This paper analyzes and describes the influence of the Reagan buildup of the 1980 on Homeland Security and how the Persian Gulf War altered the outlook of the Bush (41) Administration.
In explaining how Homeland Security was affected by Reagan buildup of 1980’s, it is reasonable to note that 1980’s was a time during which the Cold War was intensifying. Hayes (2010) noted that the period was characterized by increasing rivalry between the United States and the Soviet Union. President Regan therefore changed the focus of the country’s foreign policy from putting much focus on communism to that, which emphasized the need of containing terrorists’ activities. According to Hayes (2010), Regan is credited with the rebuilding of the country’s military. He managed to win the congress to provide finances for the improvement of America’s weapon systems. The buildup was marked by high-tech weapons systems, improved trainings of rangers, and the increase in the military benefits. The backing up of the nuclear force and the missile defense system was possible through his 1983 Strategic Defense Initiative (Hayes, 2010).

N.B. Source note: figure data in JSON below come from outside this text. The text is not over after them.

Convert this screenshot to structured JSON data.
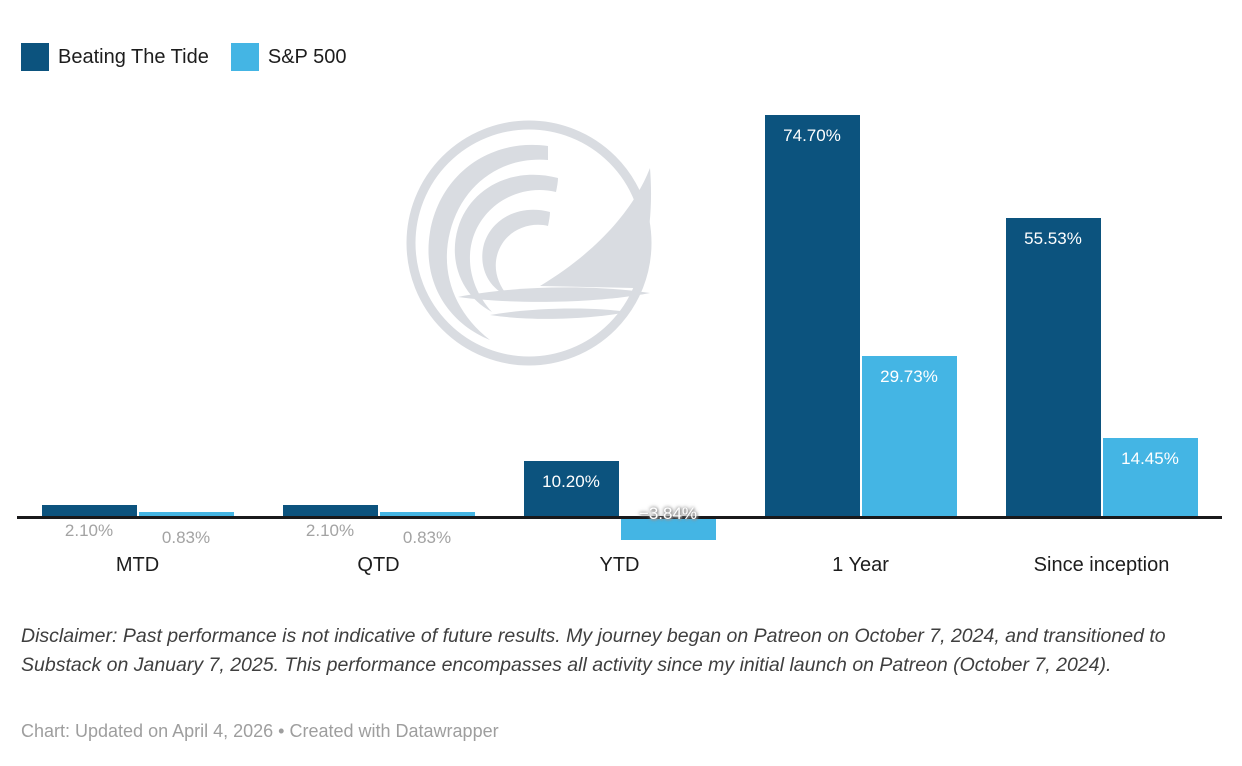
{
  "chart_data": {
    "type": "bar",
    "categories": [
      "MTD",
      "QTD",
      "YTD",
      "1 Year",
      "Since inception"
    ],
    "series": [
      {
        "name": "Beating The Tide",
        "color": "#0c537e",
        "values": [
          2.1,
          2.1,
          10.2,
          74.7,
          55.53
        ],
        "labels": [
          "2.10%",
          "2.10%",
          "10.20%",
          "74.70%",
          "55.53%"
        ]
      },
      {
        "name": "S&P 500",
        "color": "#44b5e4",
        "values": [
          0.83,
          0.83,
          -3.84,
          29.73,
          14.45
        ],
        "labels": [
          "0.83%",
          "0.83%",
          "−3.84%",
          "29.73%",
          "14.45%"
        ]
      }
    ],
    "title": "",
    "xlabel": "",
    "ylabel": "",
    "value_format": "percent",
    "ylim": [
      -3.84,
      74.7
    ],
    "baseline": 0,
    "grid": false,
    "legend_position": "top-left",
    "label_placement": "inside-top, gray outside below axis for small bars"
  },
  "watermark": {
    "name": "Beating The Tide wave-and-sail logo",
    "color": "#d9dce1"
  },
  "axis": {
    "baseline_color": "#19191b"
  },
  "notes": {
    "disclaimer": "Disclaimer: Past performance is not indicative of future results. My journey began on Patreon on October 7, 2024, and transitioned to Substack on January 7, 2025. This performance encompasses all activity since my initial launch on Patreon (October 7, 2024)."
  },
  "footer": {
    "prefix": "Chart: Updated on April 4, 2026 • ",
    "attribution": "Created with Datawrapper"
  }
}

The major contributor to the change of the outlook of the Bush (41) Administration during the Persian Gulf War was the administration’s use of media in accomplishing the goals of the nation (Bowman, 2004). Bowman observes that the media had a great influence on the formation of the U.S. perception of the Bush administration. The plan to accommodate the media changed the outlook of the Bush (41) Administration in two ways. First of all it accomplished the national interest of the U.S., which was to ensure that Saddam Hussein and his troops were forced out of Kuwait. This was possible since the president managed to use the media to present Saddam’s bad image. Second, the administration managed to win the support of the public for its policy on Iraq (Bowman, 2004).
In conclusion, even though the two leaders seemed to be using hash international policies, which at times had adverse economic implications on the security issues, the two cases portrayed in this write up prove that sometimes such policies can be effective.